Recently the inquest jury reached their verdict in the Mark Duggan case. They decided that Mr Duggan was armed, but that he threw the gun away before the police surrounded him. The majority of the jury also believed that the police officer who shot him honestly believed that Mr Duggan was going to shoot, even though subsequent evidence suggested that he was not actually holding a gun when confronted.
In September 1999 Harry Stanley was fatally shot by a police office. He was carrying a table leg in a plastic bag. Police believed that he was carrying a concealed weapon. The inquest returned an open verdict. A second inquest concluded a verdict of unlawful killing. The police challenged this verdict and it was quashed. The reason given by the judge for a final decision of lawful killing was that the police officers genuinely believed Mr Stanley was going to shoot.
In both cases, juries found that the police had acted lawfully even though they were mistaken in thinking that the men posed an immediate threat. The police officers tasked with confronting the ‘armed’ men believed the danger was real. This meant the action that the officers took was lawful.
So what does this have to do with business owners and managers?
In scenarios where the disciplinary procedure has to be invoked, or someone raises a grievance or is off sick long-term, management decisions need to be made about future action to control unsatisfactory situations. As with police investigations, an informal investigation is carried out before a formal meeting is held. According to ACAS, the advisory service, employers are required to undertake ‘reasonable investigation’ in order to determine if there is ‘reasonable belief’ that the situation under investigation took place. The evidence collected during these investigations and any additional information that comes to light during formal meetings is then used when the manager determines appropriate action.

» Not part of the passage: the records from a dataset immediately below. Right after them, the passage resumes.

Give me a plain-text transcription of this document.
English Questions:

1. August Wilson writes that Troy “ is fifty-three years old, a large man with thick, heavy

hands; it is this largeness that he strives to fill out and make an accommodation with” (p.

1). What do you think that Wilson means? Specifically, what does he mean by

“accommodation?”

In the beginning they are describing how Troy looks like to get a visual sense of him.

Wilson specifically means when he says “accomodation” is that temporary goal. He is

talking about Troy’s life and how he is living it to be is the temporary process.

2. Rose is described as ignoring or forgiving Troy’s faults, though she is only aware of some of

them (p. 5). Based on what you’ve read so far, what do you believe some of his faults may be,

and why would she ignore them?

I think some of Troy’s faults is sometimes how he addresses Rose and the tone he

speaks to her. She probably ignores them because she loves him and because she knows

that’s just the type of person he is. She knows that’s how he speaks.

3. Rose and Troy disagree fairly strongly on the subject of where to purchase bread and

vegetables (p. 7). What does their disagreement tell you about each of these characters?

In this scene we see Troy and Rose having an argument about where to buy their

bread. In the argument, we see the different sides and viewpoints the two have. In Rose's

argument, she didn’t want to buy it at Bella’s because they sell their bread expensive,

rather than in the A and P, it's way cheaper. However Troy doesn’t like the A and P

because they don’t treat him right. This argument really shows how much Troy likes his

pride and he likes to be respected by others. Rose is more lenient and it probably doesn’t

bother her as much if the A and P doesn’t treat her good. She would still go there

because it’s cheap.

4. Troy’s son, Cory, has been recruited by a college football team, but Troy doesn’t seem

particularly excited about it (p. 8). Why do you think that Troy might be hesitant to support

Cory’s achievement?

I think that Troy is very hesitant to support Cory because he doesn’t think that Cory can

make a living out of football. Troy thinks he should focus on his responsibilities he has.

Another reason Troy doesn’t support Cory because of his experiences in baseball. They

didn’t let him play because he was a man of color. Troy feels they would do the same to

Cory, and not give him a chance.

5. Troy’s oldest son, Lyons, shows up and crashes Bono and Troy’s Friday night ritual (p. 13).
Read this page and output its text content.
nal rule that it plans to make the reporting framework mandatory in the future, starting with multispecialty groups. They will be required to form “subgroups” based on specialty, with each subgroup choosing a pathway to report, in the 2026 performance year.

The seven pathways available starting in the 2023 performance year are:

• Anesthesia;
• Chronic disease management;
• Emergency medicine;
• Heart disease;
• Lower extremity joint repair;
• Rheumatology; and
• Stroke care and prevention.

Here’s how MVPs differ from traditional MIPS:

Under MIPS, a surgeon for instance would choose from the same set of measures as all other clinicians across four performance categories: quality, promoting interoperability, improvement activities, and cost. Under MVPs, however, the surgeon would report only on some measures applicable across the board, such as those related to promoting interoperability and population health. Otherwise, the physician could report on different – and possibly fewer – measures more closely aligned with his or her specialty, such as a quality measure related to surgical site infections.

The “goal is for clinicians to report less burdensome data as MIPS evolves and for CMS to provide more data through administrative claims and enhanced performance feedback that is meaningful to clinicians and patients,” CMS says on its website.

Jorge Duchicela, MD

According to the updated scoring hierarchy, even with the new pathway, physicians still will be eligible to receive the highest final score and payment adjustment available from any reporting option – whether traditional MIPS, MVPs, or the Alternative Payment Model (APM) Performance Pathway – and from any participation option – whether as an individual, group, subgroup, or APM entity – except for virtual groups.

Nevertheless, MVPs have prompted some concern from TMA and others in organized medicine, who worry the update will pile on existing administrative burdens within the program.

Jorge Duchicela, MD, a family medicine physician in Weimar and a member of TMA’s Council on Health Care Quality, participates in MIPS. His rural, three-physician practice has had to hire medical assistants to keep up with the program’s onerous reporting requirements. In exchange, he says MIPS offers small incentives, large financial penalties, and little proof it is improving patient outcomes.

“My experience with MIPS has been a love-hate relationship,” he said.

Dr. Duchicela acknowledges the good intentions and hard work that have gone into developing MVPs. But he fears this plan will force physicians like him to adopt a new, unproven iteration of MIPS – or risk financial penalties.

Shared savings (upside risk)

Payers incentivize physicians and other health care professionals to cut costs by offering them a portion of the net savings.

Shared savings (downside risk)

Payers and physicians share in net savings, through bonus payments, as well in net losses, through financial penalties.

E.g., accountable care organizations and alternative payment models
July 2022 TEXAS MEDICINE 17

The onus on a manager is not as burdensome as that required of a police officer. However, it is important that when making decisions which lead to disciplinary sanction or dismissal there is reasonable belief that the sanction or dismissal is the correct course of action.
The way to reach ‘reasonable belief’ is to ensure that the investigations are undertaken by someone independent and to be sure that the evidence gathered allows that conclusion. Where practicable, the person investigating should not be the person running the formal meeting. This is not always possible in small organisations. In order to provide an independent investigation many employers will turn to organisations like TimelessTime who can provide thorough, informal investigations.
The decision on what management action to take should be made after a meeting has taken place with the individual or individuals concerned. In many cases this will be a formal meeting, and the way it is called and the proceedings during and after the meeting must comply with current employment law.
If the conclusion of the process is that, on balance, there is a reasonable belief that the situation occurred then management action such as a sanction will be lawful. If, however, there is no support for reasonable belief, the process must stop and no further management action can be taken.
No Need for Proof
So the manager’s right to act, to sanction or dismiss, is dependent on the manager having grounds for reasonable belief that the situation occurred. There is no need for proof beyond reasonable doubt or proof on balance of probabilities, just reasonable belief.
If that reasonable belief is supported by evidence from the investigation, the law will support the manager, even if ultimately the manager is mistaken in his or her belief.
It is difficult for managers to know everything about employment law, but with the right help and support there is no need for anyone to misunderstand what they can and can’t do.